Shout Outs to the Past
The “Borg threat,” from Q Who, is referred to as the motivation for much of what happens in this story.
Have we heard this before in Next Generation? The “call signal” on board the Hathaway, when Riker is addressing the crew over the PA, is the same as that from the original series.
This is surely not intentional, but this is the second consecutive episode in which the Enterprise must face the possibility of combat against a vessel from roughly the time period as the original series.
Setting Up the Future
Similar to the above, we will see the fruition of the Borg threat in a forthcoming episode.

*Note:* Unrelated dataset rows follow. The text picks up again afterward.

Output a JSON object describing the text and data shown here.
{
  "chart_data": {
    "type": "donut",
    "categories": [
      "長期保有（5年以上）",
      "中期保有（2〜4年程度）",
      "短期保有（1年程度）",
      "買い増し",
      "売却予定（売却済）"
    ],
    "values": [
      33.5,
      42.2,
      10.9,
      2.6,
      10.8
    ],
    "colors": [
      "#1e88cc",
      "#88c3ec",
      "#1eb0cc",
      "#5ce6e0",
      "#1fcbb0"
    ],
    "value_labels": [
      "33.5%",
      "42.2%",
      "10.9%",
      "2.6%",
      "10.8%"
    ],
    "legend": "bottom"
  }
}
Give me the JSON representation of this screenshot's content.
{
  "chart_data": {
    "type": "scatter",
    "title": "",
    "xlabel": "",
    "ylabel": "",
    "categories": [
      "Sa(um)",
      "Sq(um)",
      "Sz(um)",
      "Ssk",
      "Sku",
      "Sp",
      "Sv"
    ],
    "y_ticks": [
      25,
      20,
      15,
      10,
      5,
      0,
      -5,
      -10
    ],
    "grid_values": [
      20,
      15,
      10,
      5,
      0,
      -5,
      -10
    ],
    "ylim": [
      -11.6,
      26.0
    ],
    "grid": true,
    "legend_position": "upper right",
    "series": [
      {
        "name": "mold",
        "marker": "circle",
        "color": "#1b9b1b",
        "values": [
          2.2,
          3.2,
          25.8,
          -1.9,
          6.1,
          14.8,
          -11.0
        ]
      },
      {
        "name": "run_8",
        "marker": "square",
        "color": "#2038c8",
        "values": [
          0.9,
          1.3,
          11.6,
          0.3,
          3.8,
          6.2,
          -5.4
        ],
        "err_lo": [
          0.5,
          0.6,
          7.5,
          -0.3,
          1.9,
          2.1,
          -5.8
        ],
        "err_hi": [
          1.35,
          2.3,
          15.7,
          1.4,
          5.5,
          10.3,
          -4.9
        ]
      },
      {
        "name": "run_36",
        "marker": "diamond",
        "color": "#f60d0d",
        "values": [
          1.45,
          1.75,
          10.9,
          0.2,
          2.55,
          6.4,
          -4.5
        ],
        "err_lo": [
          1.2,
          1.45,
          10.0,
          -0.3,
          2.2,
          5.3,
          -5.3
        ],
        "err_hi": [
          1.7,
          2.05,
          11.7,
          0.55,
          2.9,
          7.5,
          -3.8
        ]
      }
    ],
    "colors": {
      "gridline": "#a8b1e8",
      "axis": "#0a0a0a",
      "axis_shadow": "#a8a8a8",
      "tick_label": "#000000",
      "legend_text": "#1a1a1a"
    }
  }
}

• The Zakdorn guy is pretty funny right from the get-go, but I’m not really sure if it works or not.
• Interesting character bit with Worf, trying to make a model ship. It’s funny, but a bit surprising.
• Picard declares that the leader of an Away Team has absolute authority over a mission. I’ve never thought about that before, but it makes sense, and is consistent with Picard’s command style.
• Some good lines in this story. Kolrami says, insultingly about Riker, “An opponent of limited dimensions can often be quite diverting.”
• A good Worfism: “If there is nothing to lose, no sacrifice, than there is nothing to gain.”
• “What is the Zakdornian word for mismatch?” Kolrami is asked. “Challenge.”
• Picard rightly cuts through all the nonsense with Data, reminding him of his duty. Simple wisdom that Data should have already known, but wisdom nonetheless: “And Commander, it is possible to commit no mistakes and still lose. That is not a weakness. That is life.”
• Funny moment with Geordi when he hears the idea of pretending his ship is destroyed by a photon torpedo attack: “I think I hate this plan.”
Dialogue High Point
I enjoy hearing Picard’s spirited defense of Commander Riker. The best bit is
The test is whether the crew will follow where Commander Riker leads. His joviality is the means by which he creates that loyalty. And I will match his command style with your statistics any time.